Risk assessment and unusual events March 18, 2011Posted by Cameron Shelley in : STV202 , trackback
The recent earthquake off the coast of Japan has, of course, devastated that country and, unfortunately, brutally exposed some of the difficulties of disaster planning and preparedness. In particular, a tremblor of such a high magnitude was not expected at the site where it occurred, according to this article in Science:
“I never thought this kind of [event] could happen” in this region, says Hiroo Kanamori, a seismologist at the California Institute of Technology in Pasadena.
This lack of forewarning is doubly unwelcome in a country whose seismic risks have been so long and minutely studied. How could such a possibility have been missed or dismissed?
(Image courtesy of Tpemg2 via Wikimedia Commons.)
The article provides some insight. First of all, risk assessments rely on past experience. Detailed earthquake measurements have been made and kept for a about a century in the region. In that record, earthquakes of magnitude 7 to 8.3 have occurred in 30 to 50-year intervals. This pattern suggested to seismologists that stress on the crustal plates in the region was being released rather than pent up. Given the apparent lack of stress buildup, who would expect such a powerful event?
Records of earlier earthquakes are less precise. Studies of silt buildup in the region suggest a large flood occurred in 869 AD, caused by an earthquake of magnitude of roughly 8.3. Perhaps earthquakes of such high magnitudes occur in 1000-year cycles, but there is almost no way to tell because they are too infrequent to figure in the data available.
The article also states that Japanese seismologists have been focused on the earthquake danger from the Nankai Trough, a fault zone that runs close to Tokyo. Perhaps this focus comes from the proximity of the trough to Japan’s largest city. Unfortunately, as the article points out, the 11 March earthquake and the 1995 Kobe earthquake, the two worst in Japan’s history, did not occur in this area. Perhaps the obvious impact of a quake near Tokyo led researchers to be more interested in the likelihood of an earthquake in that area than in other ones.
Finally, even if the stress on a fault can be estimated with some accuracy, its release is still difficult to predict. Will it be released in the form of several, smaller quakes, or in the form of one big one?
These points all emphasize the problems that bias and uncertainty represent for risk analysis. Risk assessment naturally tends to focus on available data and assets at stake. The result may be under-representation of risk and, therefore, under-preparation for destructive events. In view of these lessons, Kanamori argues for a change of focus in preparations:
“In view of the inevitable uncertainty, in my opinion it’s better to have a more general approach [to earthquake preparation] than to have a prioritized, focused effort.”
What this means is not clear. A greater margin of safety in building codes? More standby disaster relief assets?
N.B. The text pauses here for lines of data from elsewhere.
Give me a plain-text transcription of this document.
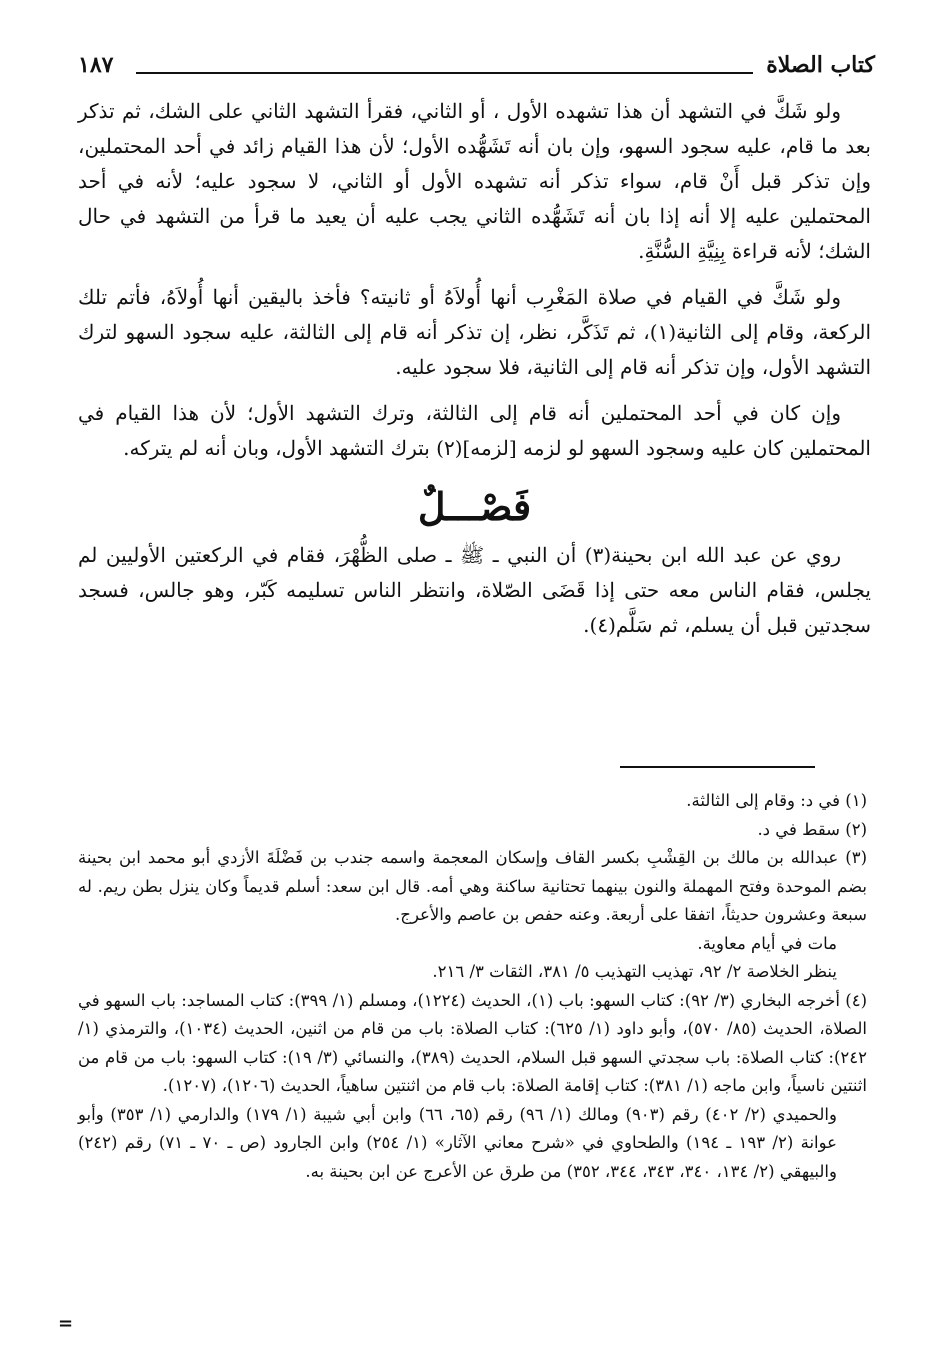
كتاب الصلاة
١٨٧

ولو شَكَّ في التشهد أن هذا تشهده الأول ، أو الثاني، فقرأ التشهد الثاني على الشك، ثم تذكر بعد ما قام، عليه سجود السهو، وإن بان أنه تَشَهُّده الأول؛ لأن هذا القيام زائد في أحد المحتملين، وإن تذكر قبل أَنْ قام، سواء تذكر أنه تشهده الأول أو الثاني، لا سجود عليه؛ لأنه في أحد المحتملين عليه إلا أنه إذا بان أنه تَشَهُّده الثاني يجب عليه أن يعيد ما قرأ من التشهد في حال الشك؛ لأنه قراءة بِنِيَّةِ السُّنَّةِ.

ولو شَكَّ في القيام في صلاة المَغْرِب أنها أُولاَهُ أو ثانيته؟ فأخذ باليقين أنها أُولاَهُ، فأتم تلك الركعة، وقام إلى الثانية(١)، ثم تَذَكَّر، نظر، إن تذكر أنه قام إلى الثالثة، عليه سجود السهو لترك التشهد الأول، وإن تذكر أنه قام إلى الثانية، فلا سجود عليه.

وإن كان في أحد المحتملين أنه قام إلى الثالثة، وترك التشهد الأول؛ لأن هذا القيام في المحتملين كان عليه وسجود السهو لو لزمه [لزمه](٢) بترك التشهد الأول، وبان أنه لم يتركه.

فَصْـــلٌ

روي عن عبد الله ابن بحينة(٣) أن النبي ـ ﷺ ـ صلى الظُّهْرَ، فقام في الركعتين الأوليين لم يجلس، فقام الناس معه حتى إذا قَضَى الصّلاة، وانتظر الناس تسليمه كَبّر، وهو جالس، فسجد سجدتين قبل أن يسلم، ثم سَلَّم(٤).

(١) في د: وقام إلى الثالثة.

(٢) سقط في د.

(٣) عبدالله بن مالك بن القِشْبِ بكسر القاف وإسكان المعجمة واسمه جندب بن فَضْلَةَ الأزدي أبو محمد ابن بحينة بضم الموحدة وفتح المهملة والنون بينهما تحتانية ساكنة وهي أمه. قال ابن سعد: أسلم قديماً وكان ينزل بطن ريم. له سبعة وعشرون حديثاً، اتفقا على أربعة. وعنه حفص بن عاصم والأعرج.

مات في أيام معاوية.

ينظر الخلاصة ٢/ ٩٢، تهذيب التهذيب ٥/ ٣٨١، الثقات ٣/ ٢١٦.

(٤) أخرجه البخاري (٣/ ٩٢): كتاب السهو: باب (١)، الحديث (١٢٢٤)، ومسلم (١/ ٣٩٩): كتاب المساجد: باب السهو في الصلاة، الحديث (٨٥/ ٥٧٠)، وأبو داود (١/ ٦٢٥): كتاب الصلاة: باب من قام من اثنين، الحديث (١٠٣٤)، والترمذي (١/ ٢٤٢): كتاب الصلاة: باب سجدتي السهو قبل السلام، الحديث (٣٨٩)، والنسائي (٣/ ١٩): كتاب السهو: باب من قام من اثنتين ناسياً، وابن ماجه (١/ ٣٨١): كتاب إقامة الصلاة: باب قام من اثنتين ساهياً، الحديث (١٢٠٦)، (١٢٠٧).

والحميدي (٢/ ٤٠٢) رقم (٩٠٣) ومالك (١/ ٩٦) رقم (٦٥، ٦٦) وابن أبي شيبة (١/ ١٧٩) والدارمي (١/ ٣٥٣) وأبو عوانة (٢/ ١٩٣ ـ ١٩٤) والطحاوي في «شرح معاني الآثار» (١/ ٢٥٤) وابن الجارود (ص ـ ٧٠ ـ ٧١) رقم (٢٤٢) والبيهقي (٢/ ١٣٤، ٣٤٠، ٣٤٣، ٣٤٤، ٣٥٢) من طرق عن الأعرج عن ابن بحينة به.

=
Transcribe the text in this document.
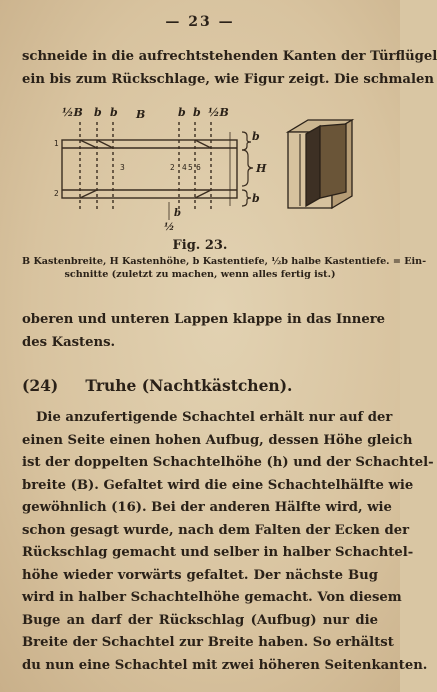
— 23 —
schneide in die aufrechtstehenden Kanten der Türflügel
ein bis zum Rückschlage, wie Figur zeigt. Die schmalen
½B b b B	b b ½B
b
H
b
1
2
3	2 4 5 6
b
½
Fig. 23.
B Kastenbreite, H Kastenhöhe, b Kastentiefe, ½b halbe Kastentiefe. = Ein-
schnitte (zuletzt zu machen, wenn alles fertig ist.)
oberen und unteren Lappen klappe in das Innere
des Kastens.
(24) Truhe (Nachtkästchen).
Die anzufertigende Schachtel erhält nur auf der
einen Seite einen hohen Aufbug, dessen Höhe gleich
ist der doppelten Schachtelhöhe (h) und der Schachtel-
breite (B). Gefaltet wird die eine Schachtelhälfte wie
gewöhnlich (16). Bei der anderen Hälfte wird, wie
schon gesagt wurde, nach dem Falten der Ecken der
Rückschlag gemacht und selber in halber Schachtel-
höhe wieder vorwärts gefaltet. Der nächste Bug
wird in halber Schachtelhöhe gemacht. Von diesem
Buge an darf der Rückschlag (Aufbug) nur die
Breite der Schachtel zur Breite haben. So erhältst
du nun eine Schachtel mit zwei höheren Seitenkanten.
These are hard to maintain for extended periods because of the extra expense involved.
A more skeptical possibility is that disasters like this one are hardly possible to prepare for:
For a nation that prides itself on preparedness, a distressing realization might be that some earthquakes are just too big, and too rare, to prepare for.
If true, then this could be bad news for people living near other faults similar to that off Fukushima, Japan. In Canada, this includes citizens of British Columbia, who live near the Cascadia fault. What should Canada do to prepare?